Malignancy - Intrauterine Cannibalism 12" vinyl LP
Hells Headbangers / Haunted Hotel Records co-release
This classick 90s brutal death metal album is back in press (after way too many years OOP) thanks to Hells Headbangers and Haunted Hotel Records.
This features the original (and better) 1999 recording/master with Roger Beaujard (Mortician) on drums. This is NOT the 2019 re-recording.
100% one of the greatest brutal death metal albums ever released. MANDATORY in every sick death metal freak's collection.
Housed in a black poly-lined sleeve with lyrics insert.
Limited to:
● 300 black vinyl
● 600 oxblood/white/black marbled vinyl
Malignancy’s Intrauterine Cannibalism remains a landmark in brutal death metal—not because it redefined the genre’s boundaries with abstract progressions or studio wizardry, but because it mastered the very chaos that so many others merely flirt with. Clocking in at a lean 33 minutes, the album is a surgically precise assault: unrelenting in its speed and intent, yet never losing track of what matters most—the riff.
From the opening seconds, there’s no warm-up, no theatrical overture; just instantaneous carnage. The riffage is impossibly dense and constantly mutating, driven by a blistering, technically advanced drum performance from Roger J. Beaujard (of MORTICIAN fame). There’s an undeniable grind influence beneath the death metal architecture, with blastbeats acting less as filler and more as controlled detonations that highlight the surgical violence of the guitars.
Danny Nelson’s vocal performance deserves special mention. His gutturals are subterranean and grotesque, yet never cartoonish. He balances them with manic highs that feel like shrieks from a parallel dimension, and while brutal death metal vocals often fall into indistinct patterns, Nelson’s voice is a living, writhing organism—equal parts horror and groove.
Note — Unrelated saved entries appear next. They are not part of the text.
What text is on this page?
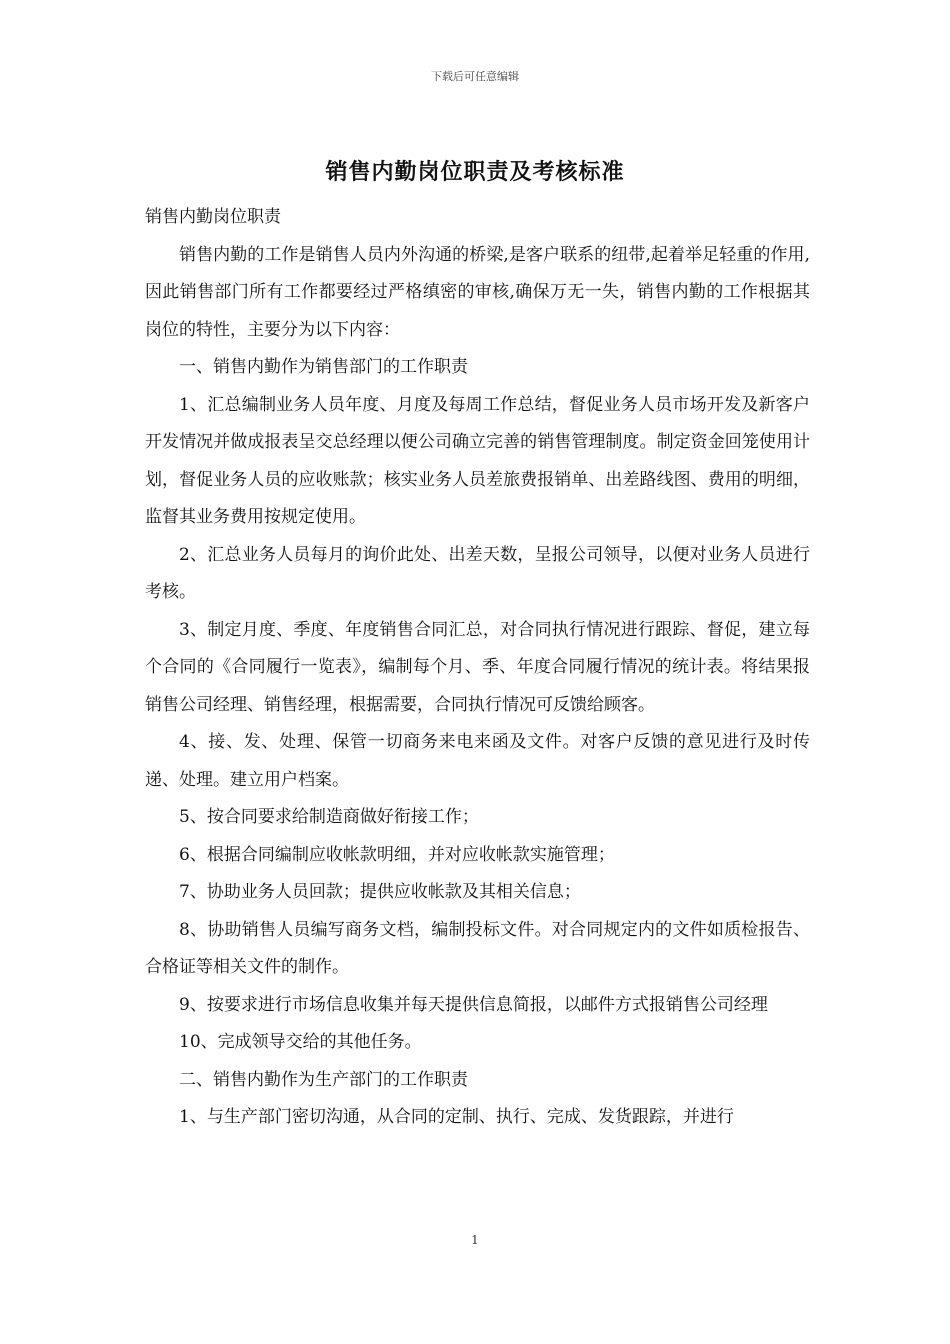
下载后可任意编辑
销售内勤岗位职责及考核标准

销售内勤岗位职责

销售内勤的工作是销售人员内外沟通的桥梁,是客户联系的纽带,起着举足轻重的作用,因此销售部门所有工作都要经过严格缜密的审核,确保万无一失，销售内勤的工作根据其岗位的特性，主要分为以下内容：

一、销售内勤作为销售部门的工作职责

1、汇总编制业务人员年度、月度及每周工作总结，督促业务人员市场开发及新客户开发情况并做成报表呈交总经理以便公司确立完善的销售管理制度。制定资金回笼使用计划，督促业务人员的应收账款；核实业务人员差旅费报销单、出差路线图、费用的明细，监督其业务费用按规定使用。

2、汇总业务人员每月的询价此处、出差天数，呈报公司领导，以便对业务人员进行考核。

3、制定月度、季度、年度销售合同汇总，对合同执行情况进行跟踪、督促，建立每个合同的《合同履行一览表》，编制每个月、季、年度合同履行情况的统计表。将结果报销售公司经理、销售经理，根据需要，合同执行情况可反馈给顾客。

4、接、发、处理、保管一切商务来电来函及文件。对客户反馈的意见进行及时传递、处理。建立用户档案。

5、按合同要求给制造商做好衔接工作；

6、根据合同编制应收帐款明细，并对应收帐款实施管理；

7、协助业务人员回款；提供应收帐款及其相关信息；

8、协助销售人员编写商务文档，编制投标文件。对合同规定内的文件如质检报告、合格证等相关文件的制作。

9、按要求进行市场信息收集并每天提供信息简报，以邮件方式报销售公司经理

10、完成领导交给的其他任务。

二、销售内勤作为生产部门的工作职责

1、与生产部门密切沟通，从合同的定制、执行、完成、发货跟踪，并进行

1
Despite the extremity on display, Intrauterine Cannibalism never descends into technical wankery. The band clearly knows their instruments inside and out, but what stands out is their restraint. Instead of chasing endless speed for its own sake, they pivot constantly between crushing mid-paced breakdowns, gnarly tempo shifts, and fretboard fireworks that actually serve the song. Tracks like “Rotten Seed” and “Post Fetal Depression” are brimming with disorienting riff changes that somehow feel coherent: chaotic, but never aimless.
Perhaps most impressive is the album’s ability to retain memorability amidst the madness. “Waterlogged Corpse” hits like a cinder block to the temple, while “Bag” manages to distill the band’s entire mission statement into a tight, furious three-minute finale. Even the samples—often a point of contention in brutal death metal—are tastefully brief and never derail the momentum.
It’s the feeling that sets Intrauterine Cannibalism apart. Where other records in this space can feel sterile or overly clinical, Malignancy injects genuine dread and primal energy into every measure. The production, while raw by modern standards, actually enhances the record’s twisted, almost anatomical atmosphere. The instruments have room to breathe, yet the mix is suffocating when it needs to be. Everything is clear, defined, but still dangerous.
This is one of those rare records where every second counts. No fluff, no filler—just thirteen meticulously crafted slabs of sonic violence that refuse to outstay their welcome. Nearly three decades on, Intrauterine Cannibalism still stands as one of the most effective and complete statements in brutal death metal: sick, smart, and savagely efficient.
For die hards of: None So Vile, early Devourment, and death metal with brains behind the brutality.